История любви и спасения на фоне советской истории
Зачин почти в духе Стивенсона: «Когда умер Сталин, мне было два года. Тогда же вернулся с Сахалина мой дед. Первый раз он побывал там на царской каторге как дуэлянт». И далее: «Второй раз, уже в советские годы, деда сослали на остров как тайного агента Японии». Даже упомянут угон шхуны. В XIX веке все это звучало бы весьма романтично.
Читающий «Истопника» еще ощутит, как завораживающе звучат названия населенных пунктов и водоемов: «Йорик – горный ручей за Ердаком и Усть-Ниманом. По трассе от Чегдомына на Софийск». Если книгу когда-то экранизируют, мы явственнее увидим контраст между красотой пейзажа и жутью показанных трагедий.
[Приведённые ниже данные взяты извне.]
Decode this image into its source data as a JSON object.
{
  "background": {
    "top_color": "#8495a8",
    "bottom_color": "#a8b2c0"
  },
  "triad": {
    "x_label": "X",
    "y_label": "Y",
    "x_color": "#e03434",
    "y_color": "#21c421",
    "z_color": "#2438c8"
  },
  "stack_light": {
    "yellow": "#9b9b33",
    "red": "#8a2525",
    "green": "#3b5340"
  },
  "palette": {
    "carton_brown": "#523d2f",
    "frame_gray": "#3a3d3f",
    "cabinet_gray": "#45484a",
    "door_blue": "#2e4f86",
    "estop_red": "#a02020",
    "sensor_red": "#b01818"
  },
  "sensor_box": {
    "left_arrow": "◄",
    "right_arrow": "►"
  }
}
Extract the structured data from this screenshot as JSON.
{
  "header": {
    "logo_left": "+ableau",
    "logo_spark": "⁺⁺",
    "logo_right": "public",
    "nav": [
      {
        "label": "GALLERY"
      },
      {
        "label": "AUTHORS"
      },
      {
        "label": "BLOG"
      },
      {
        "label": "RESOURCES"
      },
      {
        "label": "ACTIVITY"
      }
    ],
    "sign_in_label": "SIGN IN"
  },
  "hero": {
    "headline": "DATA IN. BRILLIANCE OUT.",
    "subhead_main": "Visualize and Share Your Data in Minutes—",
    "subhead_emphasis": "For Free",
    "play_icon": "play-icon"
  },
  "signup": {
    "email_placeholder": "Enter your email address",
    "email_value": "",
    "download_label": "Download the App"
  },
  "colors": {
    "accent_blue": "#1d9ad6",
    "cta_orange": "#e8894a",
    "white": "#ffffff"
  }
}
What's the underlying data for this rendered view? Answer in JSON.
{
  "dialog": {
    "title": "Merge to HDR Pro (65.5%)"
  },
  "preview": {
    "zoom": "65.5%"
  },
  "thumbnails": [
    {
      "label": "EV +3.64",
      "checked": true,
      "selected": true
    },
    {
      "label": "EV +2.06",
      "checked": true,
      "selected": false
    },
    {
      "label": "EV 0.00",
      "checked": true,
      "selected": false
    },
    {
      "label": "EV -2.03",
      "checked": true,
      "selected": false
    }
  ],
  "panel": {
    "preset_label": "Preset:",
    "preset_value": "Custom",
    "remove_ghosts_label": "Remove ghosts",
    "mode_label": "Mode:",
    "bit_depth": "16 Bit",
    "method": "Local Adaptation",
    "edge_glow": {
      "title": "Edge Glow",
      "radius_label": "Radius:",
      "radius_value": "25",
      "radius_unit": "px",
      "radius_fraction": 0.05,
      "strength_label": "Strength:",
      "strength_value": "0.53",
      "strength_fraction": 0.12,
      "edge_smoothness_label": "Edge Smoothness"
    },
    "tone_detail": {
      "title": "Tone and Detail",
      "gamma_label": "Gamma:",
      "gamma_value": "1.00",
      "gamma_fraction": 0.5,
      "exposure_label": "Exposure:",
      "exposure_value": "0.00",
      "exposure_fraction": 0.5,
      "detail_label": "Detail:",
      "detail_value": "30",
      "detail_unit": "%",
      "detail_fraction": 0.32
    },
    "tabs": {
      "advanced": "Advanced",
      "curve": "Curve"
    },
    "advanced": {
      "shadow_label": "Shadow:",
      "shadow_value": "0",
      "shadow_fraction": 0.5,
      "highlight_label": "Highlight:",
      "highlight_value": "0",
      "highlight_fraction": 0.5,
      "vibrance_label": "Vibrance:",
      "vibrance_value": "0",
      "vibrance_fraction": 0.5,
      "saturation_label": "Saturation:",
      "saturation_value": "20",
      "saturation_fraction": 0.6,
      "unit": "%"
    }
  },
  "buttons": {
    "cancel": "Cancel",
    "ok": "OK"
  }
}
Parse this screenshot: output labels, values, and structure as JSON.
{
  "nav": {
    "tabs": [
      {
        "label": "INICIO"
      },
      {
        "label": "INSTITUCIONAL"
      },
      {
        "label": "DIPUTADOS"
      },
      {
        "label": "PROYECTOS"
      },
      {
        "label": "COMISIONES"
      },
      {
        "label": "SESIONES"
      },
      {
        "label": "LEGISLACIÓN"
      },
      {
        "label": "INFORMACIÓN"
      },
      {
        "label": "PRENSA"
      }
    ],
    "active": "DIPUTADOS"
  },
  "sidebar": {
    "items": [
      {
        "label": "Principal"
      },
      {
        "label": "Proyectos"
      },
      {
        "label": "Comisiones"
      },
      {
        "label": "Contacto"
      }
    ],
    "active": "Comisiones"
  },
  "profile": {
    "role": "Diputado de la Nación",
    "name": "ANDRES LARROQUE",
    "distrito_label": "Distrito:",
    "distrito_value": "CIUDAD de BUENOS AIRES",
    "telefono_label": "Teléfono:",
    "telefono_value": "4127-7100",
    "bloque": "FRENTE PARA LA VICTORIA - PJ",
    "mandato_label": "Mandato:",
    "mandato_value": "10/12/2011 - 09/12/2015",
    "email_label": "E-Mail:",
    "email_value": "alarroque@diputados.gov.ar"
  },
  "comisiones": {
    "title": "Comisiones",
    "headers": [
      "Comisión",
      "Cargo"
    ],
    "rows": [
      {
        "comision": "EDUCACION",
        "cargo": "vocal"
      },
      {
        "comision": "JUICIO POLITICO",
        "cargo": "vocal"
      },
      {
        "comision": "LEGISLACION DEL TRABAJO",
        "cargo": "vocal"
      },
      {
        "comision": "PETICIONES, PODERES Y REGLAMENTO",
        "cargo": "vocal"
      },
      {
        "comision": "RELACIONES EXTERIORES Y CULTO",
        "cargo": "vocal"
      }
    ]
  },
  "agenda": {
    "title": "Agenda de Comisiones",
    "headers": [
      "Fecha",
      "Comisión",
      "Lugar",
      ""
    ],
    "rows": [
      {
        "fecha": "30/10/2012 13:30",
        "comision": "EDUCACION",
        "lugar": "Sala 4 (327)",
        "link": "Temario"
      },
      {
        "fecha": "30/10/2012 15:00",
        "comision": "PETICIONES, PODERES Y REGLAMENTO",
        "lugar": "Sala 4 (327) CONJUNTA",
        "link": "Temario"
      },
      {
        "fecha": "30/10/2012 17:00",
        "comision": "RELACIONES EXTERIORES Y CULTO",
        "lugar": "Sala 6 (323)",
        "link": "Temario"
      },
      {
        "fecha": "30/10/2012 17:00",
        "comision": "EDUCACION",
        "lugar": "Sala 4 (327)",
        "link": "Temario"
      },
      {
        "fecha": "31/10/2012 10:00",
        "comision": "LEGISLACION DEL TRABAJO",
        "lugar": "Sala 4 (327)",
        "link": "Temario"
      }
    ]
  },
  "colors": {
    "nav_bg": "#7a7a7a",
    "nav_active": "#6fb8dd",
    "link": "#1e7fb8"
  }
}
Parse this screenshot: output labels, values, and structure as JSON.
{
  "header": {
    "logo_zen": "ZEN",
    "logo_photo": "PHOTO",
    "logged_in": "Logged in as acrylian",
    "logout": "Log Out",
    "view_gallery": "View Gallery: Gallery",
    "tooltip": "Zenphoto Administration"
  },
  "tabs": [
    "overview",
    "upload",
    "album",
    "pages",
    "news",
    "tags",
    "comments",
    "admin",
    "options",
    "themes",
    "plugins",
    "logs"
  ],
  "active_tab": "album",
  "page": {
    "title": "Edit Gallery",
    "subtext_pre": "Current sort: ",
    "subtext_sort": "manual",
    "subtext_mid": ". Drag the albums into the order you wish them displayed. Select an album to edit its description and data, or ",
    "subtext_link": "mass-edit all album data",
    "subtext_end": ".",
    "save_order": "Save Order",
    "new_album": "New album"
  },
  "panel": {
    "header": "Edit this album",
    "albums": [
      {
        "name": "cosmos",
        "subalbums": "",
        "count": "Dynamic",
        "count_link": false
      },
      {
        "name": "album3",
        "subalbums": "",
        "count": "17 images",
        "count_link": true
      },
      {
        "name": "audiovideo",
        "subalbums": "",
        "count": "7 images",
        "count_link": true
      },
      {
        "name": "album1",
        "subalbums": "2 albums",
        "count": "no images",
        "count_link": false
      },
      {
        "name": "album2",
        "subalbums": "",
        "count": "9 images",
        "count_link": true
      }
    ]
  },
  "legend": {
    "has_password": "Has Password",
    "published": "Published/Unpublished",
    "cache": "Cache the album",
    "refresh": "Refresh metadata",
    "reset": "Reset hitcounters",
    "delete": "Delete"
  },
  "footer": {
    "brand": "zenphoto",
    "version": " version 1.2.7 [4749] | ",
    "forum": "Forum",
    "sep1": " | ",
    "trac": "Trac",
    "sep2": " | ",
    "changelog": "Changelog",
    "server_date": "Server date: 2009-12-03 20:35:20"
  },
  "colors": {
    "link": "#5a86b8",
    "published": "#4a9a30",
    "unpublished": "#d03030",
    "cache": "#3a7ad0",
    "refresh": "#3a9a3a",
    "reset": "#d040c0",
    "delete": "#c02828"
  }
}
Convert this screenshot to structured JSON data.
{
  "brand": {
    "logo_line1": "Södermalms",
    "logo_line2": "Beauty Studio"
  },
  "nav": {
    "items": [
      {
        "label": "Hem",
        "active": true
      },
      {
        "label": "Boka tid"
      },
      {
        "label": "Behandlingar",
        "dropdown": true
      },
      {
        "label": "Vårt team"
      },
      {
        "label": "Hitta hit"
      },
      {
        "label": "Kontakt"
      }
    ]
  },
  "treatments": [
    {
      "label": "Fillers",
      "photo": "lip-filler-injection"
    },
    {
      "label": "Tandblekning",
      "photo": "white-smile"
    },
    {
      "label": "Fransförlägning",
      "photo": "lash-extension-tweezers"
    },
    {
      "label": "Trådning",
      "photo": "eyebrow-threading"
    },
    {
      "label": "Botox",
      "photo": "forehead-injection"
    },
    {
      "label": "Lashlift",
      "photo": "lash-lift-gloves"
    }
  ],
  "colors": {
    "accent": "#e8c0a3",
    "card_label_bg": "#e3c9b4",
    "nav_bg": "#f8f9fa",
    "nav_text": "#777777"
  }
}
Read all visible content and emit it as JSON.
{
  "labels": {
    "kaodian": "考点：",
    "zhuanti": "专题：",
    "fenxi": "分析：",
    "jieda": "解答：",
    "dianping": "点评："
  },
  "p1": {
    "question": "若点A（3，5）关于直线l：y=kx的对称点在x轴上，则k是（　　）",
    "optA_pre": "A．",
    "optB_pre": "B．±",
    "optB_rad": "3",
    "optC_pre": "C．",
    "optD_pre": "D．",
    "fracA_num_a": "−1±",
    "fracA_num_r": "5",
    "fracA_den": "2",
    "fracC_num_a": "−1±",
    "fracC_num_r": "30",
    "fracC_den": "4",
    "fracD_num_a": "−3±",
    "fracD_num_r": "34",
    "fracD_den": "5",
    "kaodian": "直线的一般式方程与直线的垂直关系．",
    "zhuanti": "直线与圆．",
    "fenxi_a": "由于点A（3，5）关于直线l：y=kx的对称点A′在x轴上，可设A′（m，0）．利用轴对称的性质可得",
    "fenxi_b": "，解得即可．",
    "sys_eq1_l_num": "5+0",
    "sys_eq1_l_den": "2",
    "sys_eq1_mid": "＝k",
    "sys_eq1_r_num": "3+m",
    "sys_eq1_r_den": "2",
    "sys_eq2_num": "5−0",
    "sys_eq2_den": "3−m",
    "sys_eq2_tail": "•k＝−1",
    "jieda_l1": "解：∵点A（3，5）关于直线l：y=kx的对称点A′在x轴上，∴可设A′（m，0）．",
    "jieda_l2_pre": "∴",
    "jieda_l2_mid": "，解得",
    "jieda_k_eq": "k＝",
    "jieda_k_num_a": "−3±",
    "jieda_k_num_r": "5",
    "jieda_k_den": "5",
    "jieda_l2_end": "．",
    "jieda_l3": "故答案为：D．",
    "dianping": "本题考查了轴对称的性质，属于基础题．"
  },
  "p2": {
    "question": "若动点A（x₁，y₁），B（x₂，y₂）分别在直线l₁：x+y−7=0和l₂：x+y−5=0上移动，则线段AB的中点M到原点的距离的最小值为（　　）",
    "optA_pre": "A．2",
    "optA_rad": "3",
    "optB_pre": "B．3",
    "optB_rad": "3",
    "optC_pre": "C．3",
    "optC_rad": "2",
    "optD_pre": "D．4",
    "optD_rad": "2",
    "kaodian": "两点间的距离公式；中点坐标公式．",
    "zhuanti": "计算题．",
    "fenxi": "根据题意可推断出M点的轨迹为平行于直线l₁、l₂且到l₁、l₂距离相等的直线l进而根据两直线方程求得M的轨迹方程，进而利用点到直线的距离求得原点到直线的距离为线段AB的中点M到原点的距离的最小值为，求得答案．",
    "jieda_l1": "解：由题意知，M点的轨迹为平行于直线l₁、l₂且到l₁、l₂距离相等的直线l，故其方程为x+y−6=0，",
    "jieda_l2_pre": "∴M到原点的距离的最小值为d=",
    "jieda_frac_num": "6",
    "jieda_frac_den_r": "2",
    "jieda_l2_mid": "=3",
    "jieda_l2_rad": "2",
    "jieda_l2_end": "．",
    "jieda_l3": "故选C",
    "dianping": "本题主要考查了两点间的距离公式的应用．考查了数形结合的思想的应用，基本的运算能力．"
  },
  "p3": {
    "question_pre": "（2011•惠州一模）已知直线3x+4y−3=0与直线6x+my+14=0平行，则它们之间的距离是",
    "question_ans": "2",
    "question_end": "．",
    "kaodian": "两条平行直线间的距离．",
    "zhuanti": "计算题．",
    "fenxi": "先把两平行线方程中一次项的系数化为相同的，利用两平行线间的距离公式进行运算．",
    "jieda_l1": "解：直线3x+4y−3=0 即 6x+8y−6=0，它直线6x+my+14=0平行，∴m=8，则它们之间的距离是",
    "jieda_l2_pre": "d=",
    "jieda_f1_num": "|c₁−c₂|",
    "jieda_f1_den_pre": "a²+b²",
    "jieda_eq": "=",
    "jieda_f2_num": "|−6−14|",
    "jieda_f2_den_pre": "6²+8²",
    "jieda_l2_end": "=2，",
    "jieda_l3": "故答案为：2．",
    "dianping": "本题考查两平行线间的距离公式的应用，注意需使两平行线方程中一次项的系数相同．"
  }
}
Как сообщает Александр Куприянов, «форма документально-художественного романа избрана по единственной причине. Клиповое сознание нового поколения не приемлет прозаических длиннот». Автор желает быть понятым молодыми. Видимо, с этой целью появились в книге несколько вставных эпизодов, показывающих работу винтиков репрессивной машины, что называется, «в лицах»: колонна зэчек по вине начальника конвоя уходит под лед горной реки, танки давят гусеницами восставших узников… Такой прием надо использовать осторожно – легко сорваться в спекуляцию. Но у Куприянова это лишь одна из «красок», в числе которых – использование подлинных документов вроде «Методических указаний Прокуратуры СССР о ведении допроса несовершеннолетних свидетелей» или секретного досье Нижне-Амурского лагеря.
Публицистичности писатель не скрывает. И тут проблема скорее все-таки нашего времени, а не автора, что какие-то вещи взрослому читателю поныне приходится объяснять, словно школьнику, а страшный материал подавать в формате беллетристики. Хитроумие одной из героинь помогает ей избежать пыток и изнасилования на допросе, а читателю – соответствующих описаний. Часто ли такое случалось в жизни?
Впрочем, основа книги документальна. История, услышанная молодым журналистом Александром Куприяновым и побудившая его много лет собирать информацию, невероятна, однако случилась в действительности. Дуссе-Алиньский тоннель на трассе БАМа действительно был прорыт в скале. С одной стороны копали заключенные мужского лагеря, с другой – женского. Им циничное начальство пообещало после встречи ночь любви – готовясь глумливо наблюдать, как обезумевшие от страсти зэки по сигналу ракеты бросятся друг на друга, словно животные. Но вместо случки была любовь.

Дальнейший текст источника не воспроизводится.